Hossain M B, van der Helm D, Schmitz F J, Pordesimo E O, Magarian R A, Meyer K L, Overacre L B, Day B W
Department of Chemistry and Biochemistry, University of Oklahoma, Norman 73019.
J Med Chem. 1994 May 27;37(11):1670-83. doi: 10.1021/jm00037a018.
Molecular structures and conformational characteristics of a series of 1,1-dichloro-2,2,3-triarylcyclopropanes (DTACs), which were reported previously to be distinctly antiestrogenic and inhibitors of the estrogen-receptor-positive MCF-7 human breast cancer cells in culture, are reported. In addition, structural and conformational features of the DTACs were compared to the first-known nonsteroidal antiestrogen, MER25, and the clinically useful antiestrogen Tamoxifen. The molecular structures of four DTAC compounds were determined by X-ray diffraction. Crystallographic structures show that the DTAC molecules have nearly the same relative conformation for the three aryl rings which is designated as a "nonpropeller" conformation in contrast to the observed "propeller" conformation for the three rings in all known triarylethylenes. Systematic conformational searches were performed to find the conformational preferences of DTACs, MER25, and Tamoxifen using idealized model compounds built from their respective crystal structure. Energy-minimization and conformational-search studies demonstrated that all DTAC molecules have a common, single global minimum energy conformer for their central core containing the dichlorotriarylcyclopropyl system, which is similar to that found in their crystal structures. Conformational search of MER25 showed that the molecule can assume a number of low-energy conformers of which two, one anti (A1) and one gauche (G1A), have about the same energy. The anti conformation is similar to the one observed in its crystal structure and resembles the estrogenic E-isomer of Tamoxifen, while the lowest energy gauche conformer of MER25 resembles more closely the antiestrogenic Z-isomer of Tamoxifen. NMR spectroscopic analysis of MER25 showed that the molecule exists predominantly in the anti conformation in solution. A comparative review of the structural features and bioactivities of Tamoxifen, DTACs, and MER25 provides a possible explanation for their low estrogen receptor binding affinity which is common to these compounds together with their antiestrogenic activity.

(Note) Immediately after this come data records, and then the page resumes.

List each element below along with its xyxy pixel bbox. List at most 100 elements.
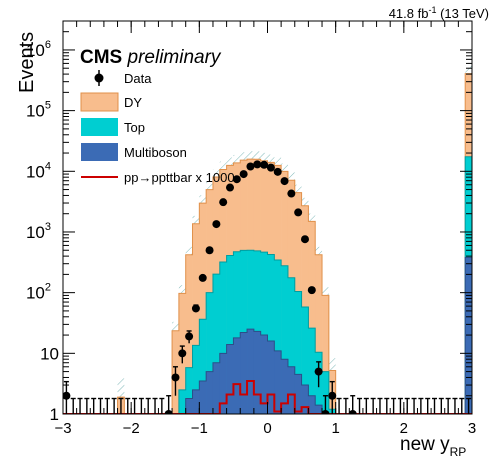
data-point xyxy=(314,361,323,388)
bar-top xyxy=(219,261,227,414)
bar-multiboson xyxy=(247,329,255,414)
data-point xyxy=(432,397,438,414)
legend-swatch-multiboson xyxy=(81,143,118,161)
bar-multiboson xyxy=(192,389,200,414)
bar-dy xyxy=(192,223,200,414)
bar-multiboson xyxy=(226,344,234,414)
legend-entry-top: Top xyxy=(81,118,145,136)
data-marker xyxy=(294,208,303,217)
bar-multiboson xyxy=(206,371,214,414)
data-point xyxy=(445,397,451,414)
data-point xyxy=(84,397,90,414)
data-point xyxy=(377,397,383,414)
data-point xyxy=(125,397,131,414)
data-point xyxy=(226,183,235,192)
bar-multiboson xyxy=(281,359,289,414)
bar-dy xyxy=(322,295,330,414)
data-point xyxy=(77,397,83,414)
data-point xyxy=(185,330,194,344)
data-point xyxy=(219,198,228,207)
y-tick-label: 1 xyxy=(50,405,59,424)
bar-multiboson xyxy=(315,405,323,414)
bar-multiboson xyxy=(219,353,227,414)
data-marker xyxy=(328,391,337,400)
legend: Data DY Top Multiboson pp→ppttbar x 1000 xyxy=(80,70,235,185)
data-point xyxy=(273,167,282,176)
data-marker xyxy=(205,246,214,255)
data-point xyxy=(438,397,444,414)
data-point xyxy=(294,208,303,217)
x-tick-label: −1 xyxy=(191,420,208,437)
bar-dy xyxy=(199,203,207,414)
data-point xyxy=(384,397,390,414)
data-point xyxy=(300,235,309,244)
bar-dy xyxy=(308,221,316,414)
data-marker xyxy=(198,273,207,282)
data-point xyxy=(280,177,289,186)
lumi-label: 41.8 fb-1 (13 TeV) xyxy=(389,5,489,21)
bar-top xyxy=(226,255,234,414)
data-point xyxy=(104,397,110,414)
bar-top xyxy=(308,328,316,414)
data-point xyxy=(391,397,397,414)
data-point xyxy=(418,397,424,414)
data-point xyxy=(357,397,363,414)
bar-multiboson xyxy=(260,335,268,414)
bar-multiboson xyxy=(267,340,275,414)
data-marker xyxy=(253,160,262,169)
bar-top xyxy=(206,292,214,414)
legend-entry-multiboson: Multiboson xyxy=(81,143,187,161)
bar-multiboson xyxy=(199,380,207,414)
data-point xyxy=(178,345,187,364)
data-point xyxy=(205,246,214,255)
outline-top xyxy=(63,156,472,414)
data-point xyxy=(363,397,369,414)
data-point xyxy=(411,397,417,414)
data-point xyxy=(307,286,316,295)
data-point xyxy=(159,397,165,414)
bar-dy xyxy=(315,254,323,414)
x-tick-label: 2 xyxy=(400,420,408,437)
legend-entry-signal: pp→ppttbar x 1000 xyxy=(81,170,235,185)
bar-multiboson xyxy=(465,257,472,414)
y-axis-title: Events xyxy=(16,32,38,93)
data-point xyxy=(63,380,71,414)
data-marker xyxy=(212,220,221,229)
y-tick-label: 102 xyxy=(26,282,51,303)
x-tick-label: 3 xyxy=(468,420,476,437)
data-point xyxy=(239,170,248,179)
bar-top xyxy=(322,371,330,414)
data-point xyxy=(246,162,255,171)
x-tick-label: −2 xyxy=(123,420,140,437)
data-point xyxy=(198,273,207,282)
bar-top xyxy=(192,345,200,414)
axes: −3 −2 −1 0 1 2 3 1 10 102 103 104 105 106 xyxy=(26,20,476,437)
data-point xyxy=(97,397,103,414)
bar-top xyxy=(274,259,282,414)
data-point xyxy=(466,397,472,414)
bar-multiboson xyxy=(308,395,316,414)
bar-top xyxy=(185,367,193,414)
bar-top xyxy=(294,291,302,414)
data-point xyxy=(397,397,403,414)
data-point xyxy=(253,160,262,169)
bar-top xyxy=(212,274,221,414)
bar-multiboson xyxy=(185,398,193,414)
data-marker xyxy=(348,410,357,414)
y-tick-label: 104 xyxy=(26,160,51,181)
data-point xyxy=(232,175,241,184)
data-marker xyxy=(239,170,248,179)
data-marker xyxy=(164,410,173,414)
data-point xyxy=(111,397,117,414)
data-point xyxy=(343,397,349,414)
x-tick-label: −3 xyxy=(54,420,71,437)
data-marker xyxy=(307,286,316,295)
data-point xyxy=(138,397,144,414)
bar-multiboson xyxy=(294,374,302,414)
outline-multiboson xyxy=(63,256,472,414)
legend-label-dy: DY xyxy=(124,95,142,110)
data-marker xyxy=(191,304,200,313)
data-marker xyxy=(185,332,194,341)
data-point xyxy=(328,380,337,414)
data-marker xyxy=(280,177,289,186)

据报道,一系列1,1 - 二氯 - 2,2,3 - 三芳基环丙烷(DTACs)具有明显的抗雌激素作用,且在培养中对雌激素受体阳性的MCF - 7人乳腺癌细胞具有抑制作用,本文报道了它们的分子结构和构象特征。此外,还将DTACs的结构和构象特征与首个已知的非甾体抗雌激素药物MER25以及临床上常用的抗雌激素药物他莫昔芬进行了比较。通过X射线衍射确定了四种DTAC化合物的分子结构。晶体结构表明,DTAC分子中三个芳基环的相对构象几乎相同,被指定为“非螺旋桨”构象,这与所有已知三芳基乙烯中三个环所观察到的“螺旋桨”构象形成对比。使用从各自晶体结构构建的理想化模型化合物进行了系统的构象搜索,以找出DTACs、MER25和他莫昔芬的构象偏好。能量最小化和构象搜索研究表明,所有DTAC分子的中心核心包含二氯三芳基环丙基系统,都有一个共同的、单一的全局最低能量构象异构体,这与它们晶体结构中发现的构象相似。对MER25的构象搜索表明,该分子可以呈现多种低能量构象异构体,其中两种,一种反式(A1)和一种gauche式(G1A),能量大致相同。反式构象与在其晶体结构中观察到的构象相似,类似于他莫昔芬的雌激素性E - 异构体,而MER25能量最低的gauche构象异构体更类似于他莫昔芬的抗雌激素性Z - 异构体。对MER25的核磁共振光谱分析表明,该分子在溶液中主要以反式构象存在。对他莫昔芬、DTACs和MER25的结构特征和生物活性的比较综述,为它们低雌激素受体结合亲和力以及共同的抗雌激素活性提供了一种可能的解释。